Purpose: To optimize the 1H-MRS acquisition protocol for measuring absolute cerebral concentrations of myo-inositol (mIns) at 3.0 T, in order to investigate metabolic alterations in the normal appearing white matter (NAWM) of patients with a clinically isolated syndrome (CIS) suggestive of multiple sclerosis (MS).
Methods: On a clinical 3.0 T whole-body MR system (Gyroscan Intera 3.0 T, Philips Medical Systems), single-voxel 1H-MRS (PRESS-localized, water suppression by dual inversion prepulses) in the parietal white matter of the centrum semiovale was performed in 10 healthy controls. Echo time was varied in the range TE 30–140 ms in phantom experiments and in-vivo acquisitions to find the optimum TE value for mIns quantification, with respect to the intensity of the spin-coupled mIns multiplets at 3.54 ppm (C1/C3) and 3.63 ppm (C4/C6) and to the separation from adjacent glutamate/glutamine (Glx) signals. Metabolite signal ratios were then obtained from water-suppressed measurements with TR/TE 2000/38 ms. Absolute concentrations of mIns, of choline compounds (Cho), of total creatine (tCr), and of N-acetyl aspartate (NAA) in the parietal white matter of the controls were determined by relating NAA to the internal water signal from the MRS voxel in unsuppressed acquisitions with TR/TE 3500/140 ms and correcting for partial CSF volume by water T2 relaxometry. Additionally, relaxation times T2 of Cho, tCr, and NAA at 3.0 T were measured by mono-exponential fits to a series of 5 water-suppressed spectra with TR/TE 2500/50–400 ms. With voxel localization and acquisition parameters held identical to the control investigations, T2 relaxation times and absolute metabolite concentrations were also determined in NAWM of 22 patients with CIS (5 of them classified as early-stage relapsing-remitting MS according to McDonald's criteria). In 15 of the CIS cases, metabolite quantification was also done at 1.5 T (Philips Gyroscan Intera 1.5 T) for intraindividual comparison. Postprocessing of all data was performed by time-domain analysis using the MRUI software package.
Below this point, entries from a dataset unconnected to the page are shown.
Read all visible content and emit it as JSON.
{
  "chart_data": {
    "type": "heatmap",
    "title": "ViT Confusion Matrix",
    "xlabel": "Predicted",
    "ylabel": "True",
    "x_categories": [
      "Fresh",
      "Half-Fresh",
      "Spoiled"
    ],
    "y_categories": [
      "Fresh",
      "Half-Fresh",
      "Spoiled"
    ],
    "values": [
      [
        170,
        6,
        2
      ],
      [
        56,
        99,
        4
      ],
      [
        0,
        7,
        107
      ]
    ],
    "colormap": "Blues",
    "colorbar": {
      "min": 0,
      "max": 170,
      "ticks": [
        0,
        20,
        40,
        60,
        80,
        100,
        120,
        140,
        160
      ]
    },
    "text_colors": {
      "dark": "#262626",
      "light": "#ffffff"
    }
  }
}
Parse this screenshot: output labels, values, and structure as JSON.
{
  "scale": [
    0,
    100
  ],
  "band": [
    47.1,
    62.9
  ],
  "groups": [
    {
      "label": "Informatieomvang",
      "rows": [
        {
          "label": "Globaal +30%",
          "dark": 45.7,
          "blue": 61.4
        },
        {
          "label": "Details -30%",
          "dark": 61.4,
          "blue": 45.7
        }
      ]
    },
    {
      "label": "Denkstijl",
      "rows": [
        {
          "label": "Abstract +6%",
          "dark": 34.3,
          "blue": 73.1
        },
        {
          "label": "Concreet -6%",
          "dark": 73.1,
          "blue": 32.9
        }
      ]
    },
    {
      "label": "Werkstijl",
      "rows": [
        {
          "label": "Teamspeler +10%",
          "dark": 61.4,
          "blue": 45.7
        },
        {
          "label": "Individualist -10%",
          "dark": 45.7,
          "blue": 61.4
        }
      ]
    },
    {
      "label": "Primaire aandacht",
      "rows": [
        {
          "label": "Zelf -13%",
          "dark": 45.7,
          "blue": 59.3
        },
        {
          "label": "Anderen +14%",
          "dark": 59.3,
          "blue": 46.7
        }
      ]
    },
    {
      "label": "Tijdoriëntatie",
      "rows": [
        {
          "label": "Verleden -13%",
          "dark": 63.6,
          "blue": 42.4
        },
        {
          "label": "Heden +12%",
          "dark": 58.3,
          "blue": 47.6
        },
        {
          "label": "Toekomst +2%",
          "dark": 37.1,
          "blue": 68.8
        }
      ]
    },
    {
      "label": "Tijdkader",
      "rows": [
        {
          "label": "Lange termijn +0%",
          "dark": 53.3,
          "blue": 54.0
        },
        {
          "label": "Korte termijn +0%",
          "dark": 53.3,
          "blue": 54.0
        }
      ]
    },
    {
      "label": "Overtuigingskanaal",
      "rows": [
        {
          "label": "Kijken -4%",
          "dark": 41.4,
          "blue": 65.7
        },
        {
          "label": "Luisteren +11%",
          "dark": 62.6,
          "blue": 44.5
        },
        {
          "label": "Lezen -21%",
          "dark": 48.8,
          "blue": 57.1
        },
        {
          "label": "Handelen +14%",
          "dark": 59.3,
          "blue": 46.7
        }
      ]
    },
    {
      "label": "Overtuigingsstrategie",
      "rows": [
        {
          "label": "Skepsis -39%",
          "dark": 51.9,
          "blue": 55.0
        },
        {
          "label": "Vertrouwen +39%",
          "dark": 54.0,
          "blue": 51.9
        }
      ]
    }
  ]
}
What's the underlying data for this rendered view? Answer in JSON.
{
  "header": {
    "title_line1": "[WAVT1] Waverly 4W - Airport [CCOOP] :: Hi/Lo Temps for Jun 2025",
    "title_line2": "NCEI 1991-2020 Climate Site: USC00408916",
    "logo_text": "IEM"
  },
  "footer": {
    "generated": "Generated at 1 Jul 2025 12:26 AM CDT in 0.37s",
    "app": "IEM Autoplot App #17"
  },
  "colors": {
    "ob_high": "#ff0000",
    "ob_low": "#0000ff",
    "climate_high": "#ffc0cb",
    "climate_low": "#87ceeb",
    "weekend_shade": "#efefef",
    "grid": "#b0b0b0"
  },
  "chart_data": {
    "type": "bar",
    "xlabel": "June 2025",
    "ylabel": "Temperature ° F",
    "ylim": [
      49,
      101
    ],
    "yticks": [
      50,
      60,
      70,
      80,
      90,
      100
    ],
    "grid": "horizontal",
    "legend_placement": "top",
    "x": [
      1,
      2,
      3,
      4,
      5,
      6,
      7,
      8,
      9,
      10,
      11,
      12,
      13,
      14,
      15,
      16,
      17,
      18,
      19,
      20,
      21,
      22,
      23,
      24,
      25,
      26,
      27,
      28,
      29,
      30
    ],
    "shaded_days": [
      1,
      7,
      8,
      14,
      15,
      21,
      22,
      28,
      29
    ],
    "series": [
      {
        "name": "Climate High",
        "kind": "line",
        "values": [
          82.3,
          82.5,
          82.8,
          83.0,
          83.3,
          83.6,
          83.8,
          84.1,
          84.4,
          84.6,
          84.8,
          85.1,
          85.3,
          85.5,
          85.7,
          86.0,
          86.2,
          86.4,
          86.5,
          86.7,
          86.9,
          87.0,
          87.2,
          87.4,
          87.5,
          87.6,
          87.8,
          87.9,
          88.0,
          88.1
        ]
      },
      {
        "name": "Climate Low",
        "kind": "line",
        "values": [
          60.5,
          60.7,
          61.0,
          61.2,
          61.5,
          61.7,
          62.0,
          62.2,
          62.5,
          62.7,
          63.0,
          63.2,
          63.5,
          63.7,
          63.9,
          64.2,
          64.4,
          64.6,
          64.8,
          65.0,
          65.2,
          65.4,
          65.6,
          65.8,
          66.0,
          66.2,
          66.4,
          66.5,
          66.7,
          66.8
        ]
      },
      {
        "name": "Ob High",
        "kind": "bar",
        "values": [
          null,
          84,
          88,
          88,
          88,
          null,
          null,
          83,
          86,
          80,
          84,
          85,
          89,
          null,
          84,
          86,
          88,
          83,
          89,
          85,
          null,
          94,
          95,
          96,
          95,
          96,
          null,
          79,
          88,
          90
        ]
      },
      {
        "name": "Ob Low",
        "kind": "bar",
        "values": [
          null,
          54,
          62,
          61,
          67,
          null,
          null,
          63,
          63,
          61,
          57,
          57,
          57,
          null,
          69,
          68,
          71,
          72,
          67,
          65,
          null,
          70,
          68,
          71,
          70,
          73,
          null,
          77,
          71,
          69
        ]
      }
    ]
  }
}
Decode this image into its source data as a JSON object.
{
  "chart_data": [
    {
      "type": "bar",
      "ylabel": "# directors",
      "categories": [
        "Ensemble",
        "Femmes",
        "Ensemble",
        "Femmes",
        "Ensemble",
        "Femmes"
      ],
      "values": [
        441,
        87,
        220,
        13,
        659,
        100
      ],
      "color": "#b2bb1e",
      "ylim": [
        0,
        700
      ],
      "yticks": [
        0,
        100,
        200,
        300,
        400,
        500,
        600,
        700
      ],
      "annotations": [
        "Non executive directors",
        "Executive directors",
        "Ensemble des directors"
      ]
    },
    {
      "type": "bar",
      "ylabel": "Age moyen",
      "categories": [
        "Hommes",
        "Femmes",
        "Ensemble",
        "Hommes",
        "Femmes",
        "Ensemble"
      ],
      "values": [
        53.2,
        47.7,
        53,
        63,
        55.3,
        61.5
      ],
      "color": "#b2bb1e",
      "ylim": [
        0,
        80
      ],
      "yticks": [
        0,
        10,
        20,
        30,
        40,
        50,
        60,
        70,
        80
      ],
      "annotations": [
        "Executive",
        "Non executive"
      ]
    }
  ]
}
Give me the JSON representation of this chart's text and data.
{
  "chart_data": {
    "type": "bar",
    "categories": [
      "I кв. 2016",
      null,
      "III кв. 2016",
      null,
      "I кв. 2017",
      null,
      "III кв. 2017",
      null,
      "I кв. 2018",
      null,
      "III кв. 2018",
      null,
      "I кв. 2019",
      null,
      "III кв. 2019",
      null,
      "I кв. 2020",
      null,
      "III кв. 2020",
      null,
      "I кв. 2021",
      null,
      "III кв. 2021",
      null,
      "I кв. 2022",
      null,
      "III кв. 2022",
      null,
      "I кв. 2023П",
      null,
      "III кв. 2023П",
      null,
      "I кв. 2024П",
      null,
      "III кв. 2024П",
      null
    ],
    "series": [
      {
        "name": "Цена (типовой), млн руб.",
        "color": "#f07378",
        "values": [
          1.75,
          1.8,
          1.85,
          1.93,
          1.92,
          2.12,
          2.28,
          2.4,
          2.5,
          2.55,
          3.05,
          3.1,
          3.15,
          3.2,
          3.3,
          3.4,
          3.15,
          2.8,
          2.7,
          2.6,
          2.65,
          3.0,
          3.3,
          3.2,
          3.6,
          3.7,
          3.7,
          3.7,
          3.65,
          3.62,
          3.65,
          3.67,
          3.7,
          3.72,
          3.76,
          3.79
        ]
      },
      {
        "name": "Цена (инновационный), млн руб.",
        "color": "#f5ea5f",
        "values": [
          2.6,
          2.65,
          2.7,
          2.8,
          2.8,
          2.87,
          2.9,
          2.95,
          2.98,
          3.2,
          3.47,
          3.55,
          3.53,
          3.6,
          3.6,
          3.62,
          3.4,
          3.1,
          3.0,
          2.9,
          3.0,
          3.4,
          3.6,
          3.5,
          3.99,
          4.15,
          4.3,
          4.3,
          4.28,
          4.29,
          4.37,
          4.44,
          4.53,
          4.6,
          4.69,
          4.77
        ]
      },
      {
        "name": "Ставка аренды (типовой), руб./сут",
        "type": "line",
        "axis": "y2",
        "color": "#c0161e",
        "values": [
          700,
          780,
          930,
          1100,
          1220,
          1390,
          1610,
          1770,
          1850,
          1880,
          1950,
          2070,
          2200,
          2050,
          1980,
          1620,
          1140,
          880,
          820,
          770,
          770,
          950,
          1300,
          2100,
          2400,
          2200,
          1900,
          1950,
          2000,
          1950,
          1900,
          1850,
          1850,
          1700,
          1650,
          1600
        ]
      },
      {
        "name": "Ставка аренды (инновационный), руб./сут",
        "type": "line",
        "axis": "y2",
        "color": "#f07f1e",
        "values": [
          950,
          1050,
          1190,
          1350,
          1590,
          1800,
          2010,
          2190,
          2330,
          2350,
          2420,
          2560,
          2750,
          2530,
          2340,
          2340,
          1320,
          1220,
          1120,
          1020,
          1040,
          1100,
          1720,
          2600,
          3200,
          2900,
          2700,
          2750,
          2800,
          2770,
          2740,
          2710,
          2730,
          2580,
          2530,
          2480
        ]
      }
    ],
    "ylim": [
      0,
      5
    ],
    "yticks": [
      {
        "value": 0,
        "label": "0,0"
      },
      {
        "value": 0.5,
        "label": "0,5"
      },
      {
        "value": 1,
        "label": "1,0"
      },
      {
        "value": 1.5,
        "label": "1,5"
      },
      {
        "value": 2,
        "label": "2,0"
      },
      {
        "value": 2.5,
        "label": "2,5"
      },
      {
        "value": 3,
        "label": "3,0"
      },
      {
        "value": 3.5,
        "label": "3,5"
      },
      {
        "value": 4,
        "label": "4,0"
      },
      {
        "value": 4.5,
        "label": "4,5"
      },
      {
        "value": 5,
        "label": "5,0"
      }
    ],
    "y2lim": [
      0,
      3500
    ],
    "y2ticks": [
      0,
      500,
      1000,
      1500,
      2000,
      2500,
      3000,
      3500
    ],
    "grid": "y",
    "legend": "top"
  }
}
Results: Intra-individual comparison of relative linewidths δν/γ obtained in the short-TE measurements at both field strengths revealed a reduction by about 10–20% at 3.0 T for the singlet resonances of Cho and tCr and almost unchanged values for the C1/C3 and C4/C6 pseudo-doublet of mIns. T2 relaxation times of Cho and NAA at 3.0 T were slightly prolonged in the NAWM of the CIS patients (257±34 ms and 349±44 ms, respectively, vs. 232±20 ms and 321±16 ms in the controls). Preliminary results for the metabolite ratios at 3.0 T and for the absolute concentrations showed a reduction of NAA/Cho, a 10% increase for mIns, and a 10% decrease for NAA in NAWM of the patient group. Absolute metabolite concentrations determined from the measurements at 3.0 T were consistent with the values obtained at 1.5 T. In the NAWM of the patient subgroup with early-stage MS, an even more pronounced elevation in myo-inositol concentration was observed in comparison to healthy controls.
Conclusion: The increased chemical shift dispersion at 3.0 T strongly alters the 1H-MRS pattern of mIns multiplets compared to lower field strengths, resulting in a well resolved doublet peak from C1/C3 and C4/C6 protons with almost equal component intensity at TE 30–40 ms and improved separation from Glx. First results of our clinical study indicate higher mIns concentration already in lesion-free NAWM during the very early stages of MS. With an enlarged number of cases, the significance of these findings and the sensitivity at 3.0 T compared to 1.5 T may be assessed.